Développé pour des enfants d’Afrique sub-saharienne et particulièrement pour ceux du Gabon où le paludisme est responsable de 70% des hospitalisations et reste l’une des principales causes de mortalité, l’efficacité de ce vaccin dénommée RTS,S tourne autour de 50%, ce qui n’est pas très grand comparé aux autres vaccins contre la polio par exemple. «Mais vu le taux de prévalence du paludisme en Afrique, vous pouvez imaginer l’impact que ça va avoir sur les populations si le taux de mortalité baisse de 50%», note le professeur Bertrand Lell, co-directeur du Centre de recherches médicales de Lambaréné interrogé par l’AFP. «Ce qui est très bien avec ce vaccin», assure-t-il «c’est qu’il est efficace partout. On a comparé tous les pays qui ont participé à l’étude, et il marche aussi bien dans la forêt équatoriale gabonaise, où il y a du palu toute l’année, que dans le nord du Burkina Faso, où c’est seulement trois mois par an».

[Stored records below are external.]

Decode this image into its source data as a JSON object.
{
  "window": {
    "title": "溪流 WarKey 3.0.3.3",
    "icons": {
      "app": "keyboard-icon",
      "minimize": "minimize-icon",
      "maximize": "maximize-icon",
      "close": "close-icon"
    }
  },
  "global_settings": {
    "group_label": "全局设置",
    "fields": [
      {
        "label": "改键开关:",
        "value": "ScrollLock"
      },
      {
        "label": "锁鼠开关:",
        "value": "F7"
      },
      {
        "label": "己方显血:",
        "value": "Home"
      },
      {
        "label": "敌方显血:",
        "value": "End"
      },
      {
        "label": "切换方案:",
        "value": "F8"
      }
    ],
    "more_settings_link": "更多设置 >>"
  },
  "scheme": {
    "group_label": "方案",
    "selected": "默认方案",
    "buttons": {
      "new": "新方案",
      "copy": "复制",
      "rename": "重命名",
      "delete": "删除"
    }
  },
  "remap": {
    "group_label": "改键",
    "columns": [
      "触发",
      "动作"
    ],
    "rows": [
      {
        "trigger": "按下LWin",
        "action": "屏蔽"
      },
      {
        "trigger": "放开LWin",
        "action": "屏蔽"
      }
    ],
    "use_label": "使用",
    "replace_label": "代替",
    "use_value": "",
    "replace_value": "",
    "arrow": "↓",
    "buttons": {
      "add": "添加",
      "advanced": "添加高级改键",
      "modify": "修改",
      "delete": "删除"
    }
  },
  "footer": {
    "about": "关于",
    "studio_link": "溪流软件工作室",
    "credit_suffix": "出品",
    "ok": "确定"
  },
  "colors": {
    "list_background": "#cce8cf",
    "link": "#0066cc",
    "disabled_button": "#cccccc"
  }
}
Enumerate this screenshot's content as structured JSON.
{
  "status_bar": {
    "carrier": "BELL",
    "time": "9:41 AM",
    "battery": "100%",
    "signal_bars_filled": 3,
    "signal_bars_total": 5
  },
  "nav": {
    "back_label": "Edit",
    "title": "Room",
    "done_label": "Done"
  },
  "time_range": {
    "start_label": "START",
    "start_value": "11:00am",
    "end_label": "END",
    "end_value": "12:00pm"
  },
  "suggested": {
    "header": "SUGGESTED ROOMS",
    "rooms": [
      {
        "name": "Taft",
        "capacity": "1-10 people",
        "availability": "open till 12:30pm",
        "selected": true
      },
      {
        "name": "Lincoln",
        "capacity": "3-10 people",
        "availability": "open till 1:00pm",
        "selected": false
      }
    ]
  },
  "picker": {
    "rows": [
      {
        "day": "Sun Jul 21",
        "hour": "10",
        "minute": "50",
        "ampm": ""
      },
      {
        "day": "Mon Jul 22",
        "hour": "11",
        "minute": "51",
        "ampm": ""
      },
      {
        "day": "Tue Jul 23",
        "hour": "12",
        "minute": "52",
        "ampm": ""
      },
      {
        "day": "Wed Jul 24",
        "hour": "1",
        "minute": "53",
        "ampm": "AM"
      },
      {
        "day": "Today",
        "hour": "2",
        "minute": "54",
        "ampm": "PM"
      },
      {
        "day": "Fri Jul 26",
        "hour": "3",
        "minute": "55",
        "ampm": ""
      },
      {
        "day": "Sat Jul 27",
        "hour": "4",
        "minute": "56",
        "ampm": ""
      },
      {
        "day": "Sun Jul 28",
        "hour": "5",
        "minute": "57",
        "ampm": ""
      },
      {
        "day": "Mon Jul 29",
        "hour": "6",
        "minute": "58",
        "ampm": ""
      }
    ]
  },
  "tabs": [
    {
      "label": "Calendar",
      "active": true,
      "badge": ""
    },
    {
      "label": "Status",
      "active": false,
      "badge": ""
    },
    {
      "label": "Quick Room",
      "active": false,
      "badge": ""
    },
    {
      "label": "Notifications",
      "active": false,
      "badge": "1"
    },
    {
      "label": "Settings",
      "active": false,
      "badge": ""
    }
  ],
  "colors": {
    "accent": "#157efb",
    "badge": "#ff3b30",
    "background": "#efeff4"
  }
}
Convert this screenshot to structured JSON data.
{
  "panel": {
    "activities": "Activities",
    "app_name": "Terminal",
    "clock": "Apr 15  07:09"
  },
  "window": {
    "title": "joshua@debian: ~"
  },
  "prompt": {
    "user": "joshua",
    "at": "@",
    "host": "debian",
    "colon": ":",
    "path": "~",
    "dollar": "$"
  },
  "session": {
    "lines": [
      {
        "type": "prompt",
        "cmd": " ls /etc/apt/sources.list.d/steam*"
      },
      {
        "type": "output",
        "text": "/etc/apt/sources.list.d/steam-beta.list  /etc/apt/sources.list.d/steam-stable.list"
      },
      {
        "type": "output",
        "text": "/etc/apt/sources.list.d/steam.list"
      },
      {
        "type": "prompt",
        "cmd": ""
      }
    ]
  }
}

Selon l’un des responsables de l’étude, Lucas Otieno du Kenya Medical Research Institute/Walter Reed Project, qui juge «encourageants» les résultats obtenus jusqu’à présent dans cet essai dit de phase 3, «dix-huit mois après les trois injections du RTS,S, l’efficacité vaccinale du produit a été de 46% pour les jeunes enfants (âgés de 5 à 17 mois lors de la première injection) et 27% pour les nourrissons (âgés de 6-12 semaines à la première vaccination, sur une période de 18 mois)».

Ces chiffres qui portent sur plus de 15 000 enfants vaccinés sur 11 sites d’essais répartis dans 7 pays avec différentes intensités de transmission du paludisme, sont du même ordre que ceux annoncés en 2012, après quatorze mois de suivi : respectivement 56 % de réduction des crises de paludisme pour le premier groupe et de 30 % pour le second. «L’essai se poursuit et nous espérons avoir plus d’informations sur la protection à long terme dans le courant de 2014. […] Nous allons évaluer l’incidence d’une dose de rappel administrée 18 mois après la vaccination» a-t-il ajouté.

«C’est le premier vaccin contre la malaria. On a mis 27 ans pour le développer (…) et nous sommes les seuls à avoir ses données-là pour le moment», a indiqué une responsable du projet chez GSK, Sophie Biernaux, relayé par l’AFP.

«Tout progrès dans la lutte contre le paludisme est le bienvenu, et ce vaccin peut devenir une nouvelle arme importante pour nous. Mais il ne va pas remplacer d’autres méthodes déjà en usage» s’est félicité pour sa part, la spécialiste du paludisme chez Médecin Sans Frontières (MSF), Martin de Smet.

«En cas d’avis positif, l’Organisation mondiale de la santé (OMS) pourrait le recommander dès 2015, ce qui ouvrirait la voie à une diffusion en Afrique (principalement à travers l’Unicef et le programme humanitaire Gavi Alliance) à prix réduit, avec une marge de seulement 5%», assure GlaxoSmithKline.